A total of 180 exhibitors stood this year, including 18 newcomers. Dealers came from 15 countries, and there were 11 talks, eight demonstrations and 13 tours – including one for children – on offer, as well as the huge supply of rare books, manuscripts, maps and ephemera.

The fair was opened by Honorary Member of the ABA Sir David Attenborough, himself an enthusiastic book collector. He shared with the crowd his first rare book, which he purchased at age 15 for one shilling: a 13th edition of Charles Darwin’s On the Origin of Species.  

Key sales

A menu from Britain’s oldest Indian restaurant from 1786 featuring a handwritten list of 25 dishes was one of the event’s standout sales.
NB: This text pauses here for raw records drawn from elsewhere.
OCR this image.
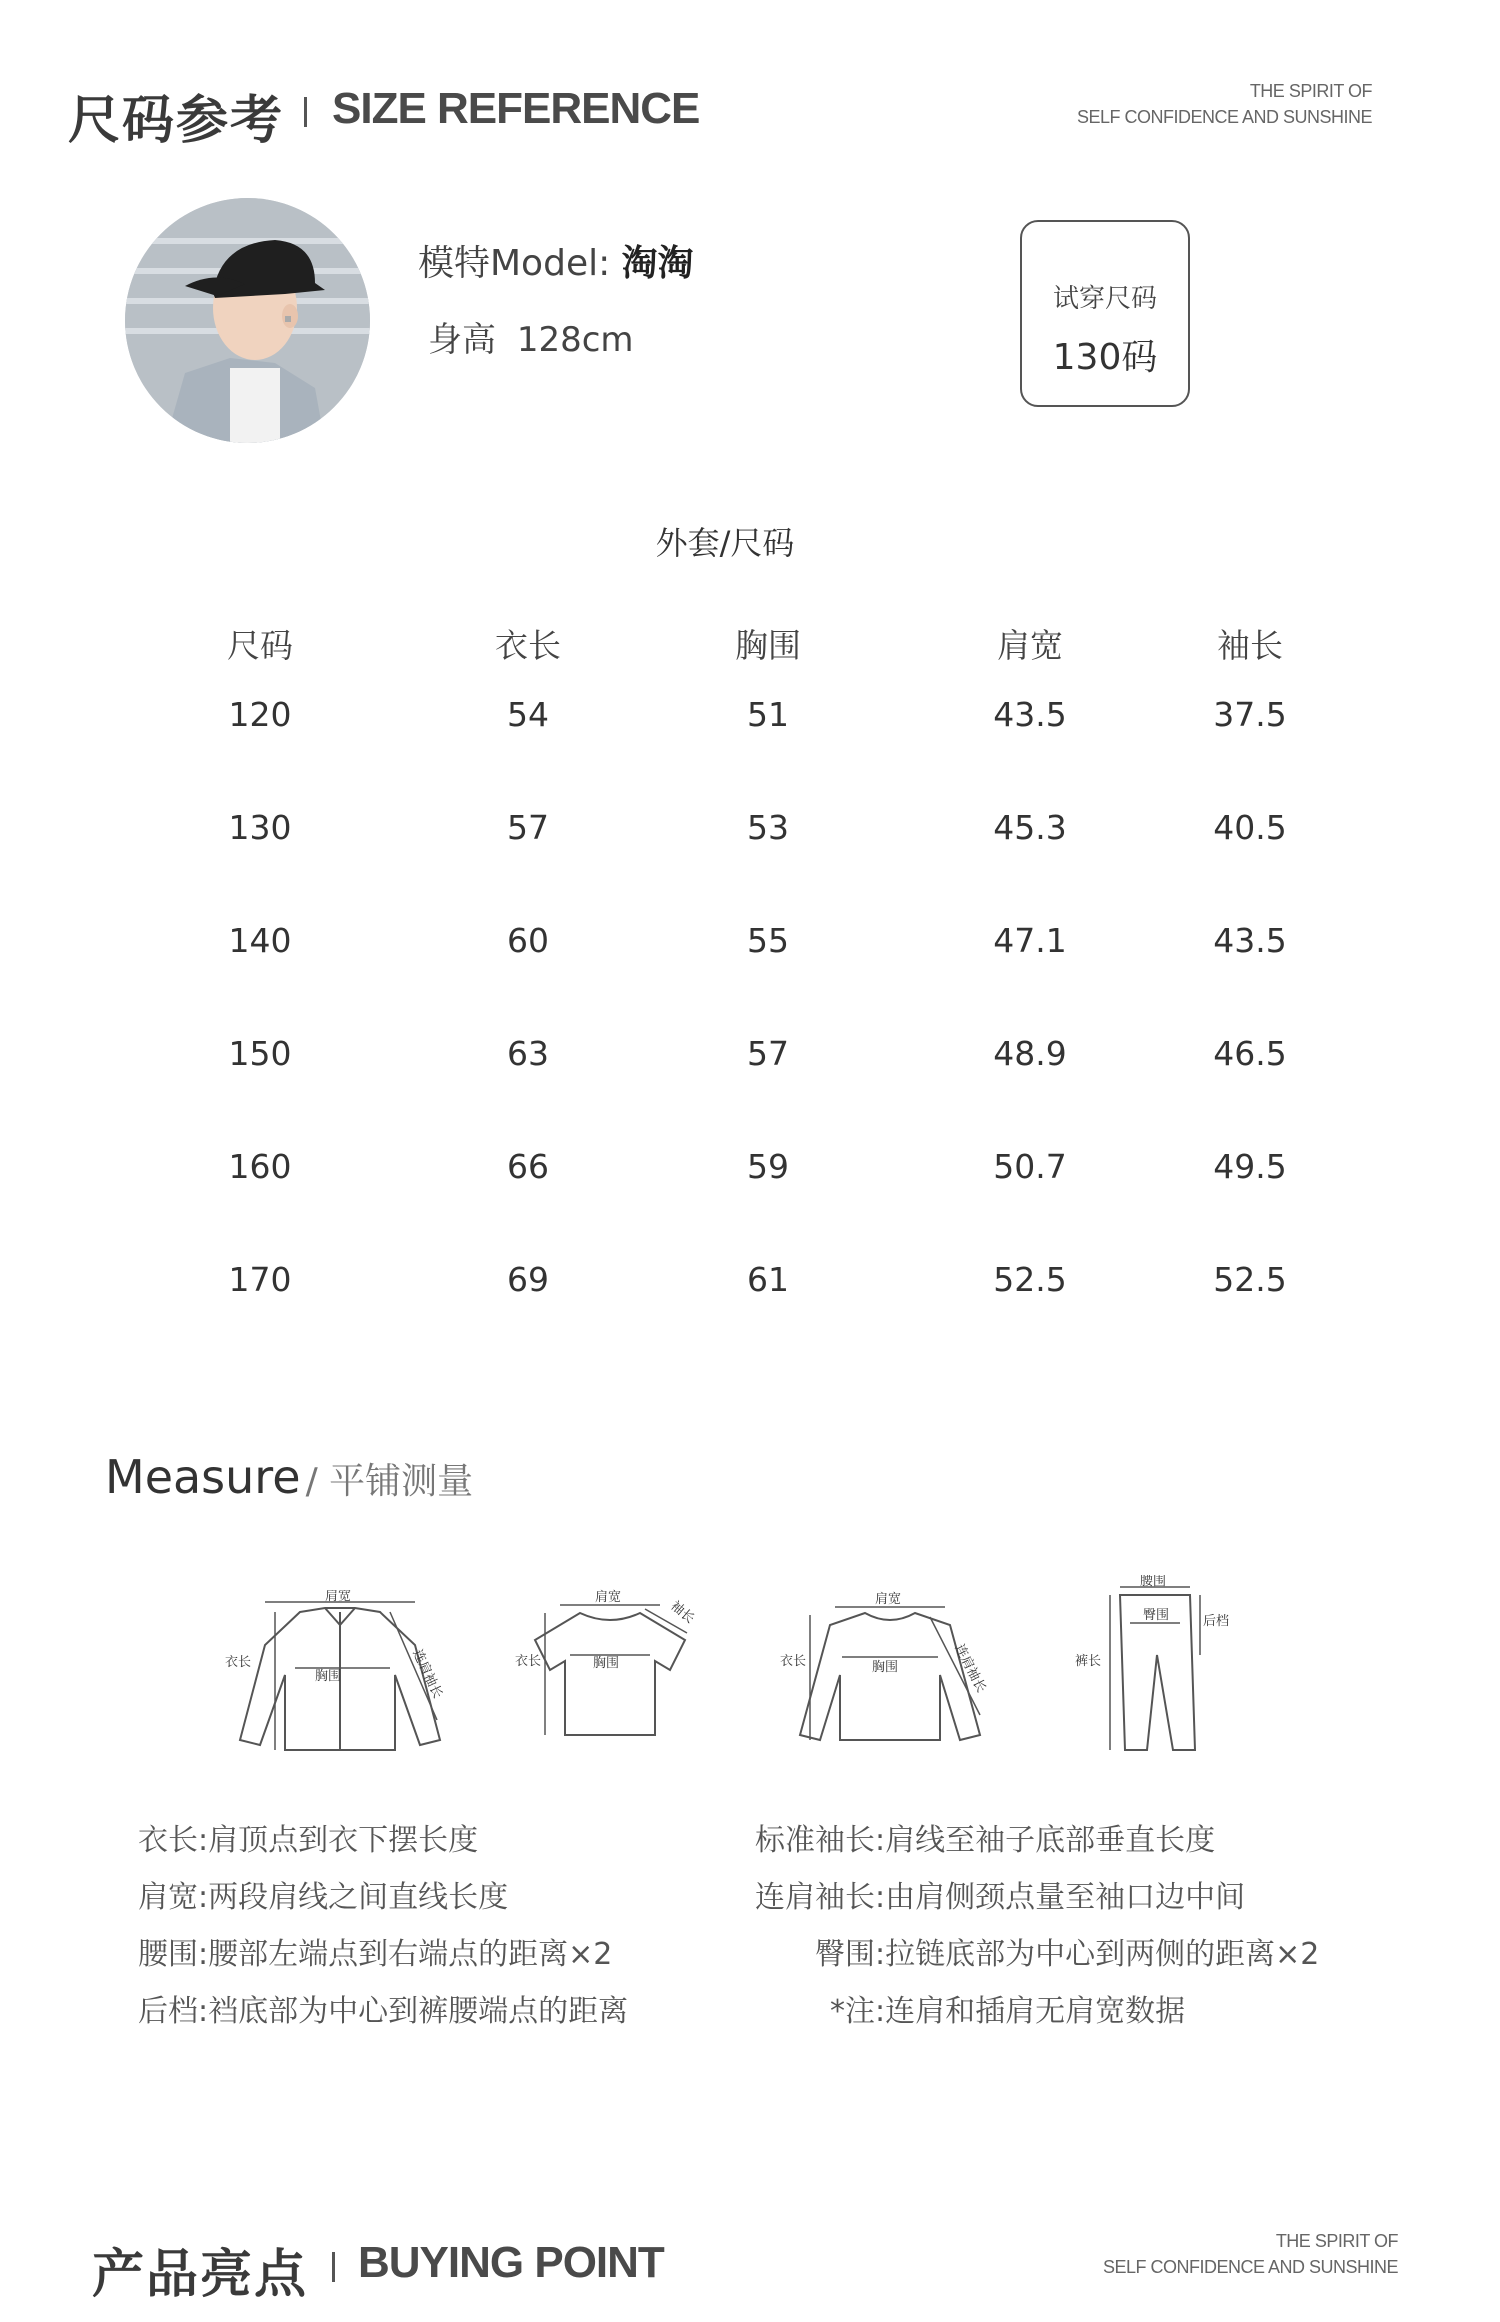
尺码参考 SIZE REFERENCE	THE SPIRIT OF
SELF CONFIDENCE AND SUNSHINE
模特Model: 淘淘
身高 128cm
试穿尺码
130码
外套/尺码
尺码	衣长	胸围	肩宽	袖长
120	54	51	43.5	37.5
130	57	53	45.3	40.5
140	60	55	47.1	43.5
150	63	57	48.9	46.5
160	66	59	50.7	49.5
170	69	61	52.5	52.5
Measure / 平铺测量
肩宽
衣长
胸围	连肩袖长
肩宽
衣长	胸围
袖长	肩宽
衣长	胸围	连肩袖长
腰围
臀围
裤长
后档
衣长:肩顶点到衣下摆长度
肩宽:两段肩线之间直线长度
腰围:腰部左端点到右端点的距离×2
后档:裆底部为中心到裤腰端点的距离
标准袖长:肩线至袖子底部垂直长度
连肩袖长:由肩侧颈点量至袖口边中间
臀围:拉链底部为中心到两侧的距离×2
*注:连肩和插肩无肩宽数据
产品亮点 BUYING POINT	THE SPIRIT OF
SELF CONFIDENCE AND SUNSHINE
Offered with a ticket price of £8500 at Jarndyce Rare Books it went to an American institution.  

Among other key sales was a series of notes for speeches Margaret Thatcher made after she was prime minister in 1996 was offered by Peter Harrington Rare Books for £25,000. They were written in a notebook Thatcher would have been given as a Concorde passenger.

There was also an 1843 pictorial collection of ancient Egyptian ruins by Victorian photographer Owen Jones which Shapero Books sold for £9500. And a signed first edition of Ruth Rendell’s debut novel From Doon with Death (1964), which went to a UK collector for £5000.